Celebrations And Milestones Get A Socially Distanced Spin
Summer always brings important milestones: graduations, weddings and family reunions. Keeping 6 feet apart meant rethinking the logistics of many well-established rituals this year.
Graduating seniors at Lincoln High School in Des Moines arrived at staggered times over the course of a week in mid-June to receive their diplomas. They were each allowed two guests, who watched them cross an empty stage before the new grads posed for photos.

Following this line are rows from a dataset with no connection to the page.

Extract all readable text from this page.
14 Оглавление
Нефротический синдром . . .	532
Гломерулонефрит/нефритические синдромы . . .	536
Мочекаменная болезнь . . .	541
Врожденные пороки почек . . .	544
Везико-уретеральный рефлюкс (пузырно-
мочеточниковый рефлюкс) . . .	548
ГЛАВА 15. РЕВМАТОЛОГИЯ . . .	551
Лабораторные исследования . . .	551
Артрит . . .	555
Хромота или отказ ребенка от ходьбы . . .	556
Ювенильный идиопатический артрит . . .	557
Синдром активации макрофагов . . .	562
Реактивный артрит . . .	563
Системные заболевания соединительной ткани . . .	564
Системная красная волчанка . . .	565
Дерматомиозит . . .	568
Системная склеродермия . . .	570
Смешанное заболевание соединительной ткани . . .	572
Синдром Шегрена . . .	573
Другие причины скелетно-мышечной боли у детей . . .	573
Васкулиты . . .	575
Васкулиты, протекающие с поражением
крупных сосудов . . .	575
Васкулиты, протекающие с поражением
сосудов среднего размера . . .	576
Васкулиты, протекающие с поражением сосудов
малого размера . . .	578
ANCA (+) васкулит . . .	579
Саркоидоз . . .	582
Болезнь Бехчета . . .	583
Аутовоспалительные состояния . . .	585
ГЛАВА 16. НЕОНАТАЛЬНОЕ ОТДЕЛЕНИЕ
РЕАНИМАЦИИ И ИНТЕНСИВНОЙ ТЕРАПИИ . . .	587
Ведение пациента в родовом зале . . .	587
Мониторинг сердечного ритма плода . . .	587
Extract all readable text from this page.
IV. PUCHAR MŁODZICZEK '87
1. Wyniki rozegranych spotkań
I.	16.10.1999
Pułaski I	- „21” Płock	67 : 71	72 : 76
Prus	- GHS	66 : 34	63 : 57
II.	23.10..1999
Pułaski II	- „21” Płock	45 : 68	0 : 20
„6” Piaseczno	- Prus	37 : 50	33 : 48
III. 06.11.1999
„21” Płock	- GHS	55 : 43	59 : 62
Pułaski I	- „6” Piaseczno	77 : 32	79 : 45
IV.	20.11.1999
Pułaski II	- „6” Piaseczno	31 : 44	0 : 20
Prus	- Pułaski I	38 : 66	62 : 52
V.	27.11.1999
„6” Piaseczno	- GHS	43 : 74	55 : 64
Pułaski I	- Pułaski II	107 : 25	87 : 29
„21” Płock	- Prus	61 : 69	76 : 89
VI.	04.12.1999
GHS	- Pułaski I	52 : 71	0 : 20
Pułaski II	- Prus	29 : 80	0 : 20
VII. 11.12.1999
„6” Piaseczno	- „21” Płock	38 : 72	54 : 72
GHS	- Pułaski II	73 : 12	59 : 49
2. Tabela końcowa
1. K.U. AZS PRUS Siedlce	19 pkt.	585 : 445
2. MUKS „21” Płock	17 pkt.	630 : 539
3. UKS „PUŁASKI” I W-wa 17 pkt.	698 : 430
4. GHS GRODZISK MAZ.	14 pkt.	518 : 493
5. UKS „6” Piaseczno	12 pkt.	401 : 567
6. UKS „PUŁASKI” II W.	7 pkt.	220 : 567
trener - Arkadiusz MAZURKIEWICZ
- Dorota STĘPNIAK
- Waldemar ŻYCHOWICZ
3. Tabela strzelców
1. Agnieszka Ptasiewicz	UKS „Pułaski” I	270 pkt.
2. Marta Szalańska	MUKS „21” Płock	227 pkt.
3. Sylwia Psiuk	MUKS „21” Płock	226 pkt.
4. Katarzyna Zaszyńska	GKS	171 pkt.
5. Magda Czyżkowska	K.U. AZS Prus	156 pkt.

"Parents frequently looked to the floor for clues on where to stand," recalls Olivia Sun, a visual journalist at the Des Moines Register who covered the event. "There was no restless buzz of graduates waiting to begin a final summer with childhood friends." Without the festivities that usually accompany graduation, the weeklong event felt "more like a streamlined appointment than a celebration," Sun says.
A Sense Of Community Preserved
In Philadelphia, photographer Hannah Yoon found Positive Movement, a drumline group, had moved their music and rehearsals outside to be safer. The decision had an unintended effect, giving neighbors — including those confined to home — the opportunity to hear and see the music on the street.
Tony Royster, who started Positive Movement, says the team has been performing since 2014, but expanded their schedule this summer to include drive-by birthday and graduation parties as a way to continue to entertain and lift the community's spirits.
"We heard the drumline from outside the window and had to come check it out," resident Jessica Harmon said on a weeknight in early August when Positive Movement performed as the opening act ahead of an outdoor movie. "We had no idea there would be a movie night set up right across the street," Harmon says.
She ended up staying to watch the film with others in her neighborhood.
Nehad Khader, who works with the Scribe Video Center, which puts on the movie nights, says that need for human connection among neighbors was especially profound this summer. The center has hosted outdoor screenings for over two decades. This year, Khader says, every movie night reached maximum capacity.
Friends Nathan Grace, Hana Chamoun, and Anna McCarthy showed up to watch, too. Chamoun, a graduate student and part-time bartender, is now taking virtual classes and relying on unemployment to make ends meet. The past few months have reminded her of the timelessness of summers in elementary school, she says. For Chamoun and her friends, the outdoor event was a welcome chance to escape indoor life and see each other in a safe way.
It was "a sweet treat," McCarthy says. A summer sweetness that transcended even a pandemic.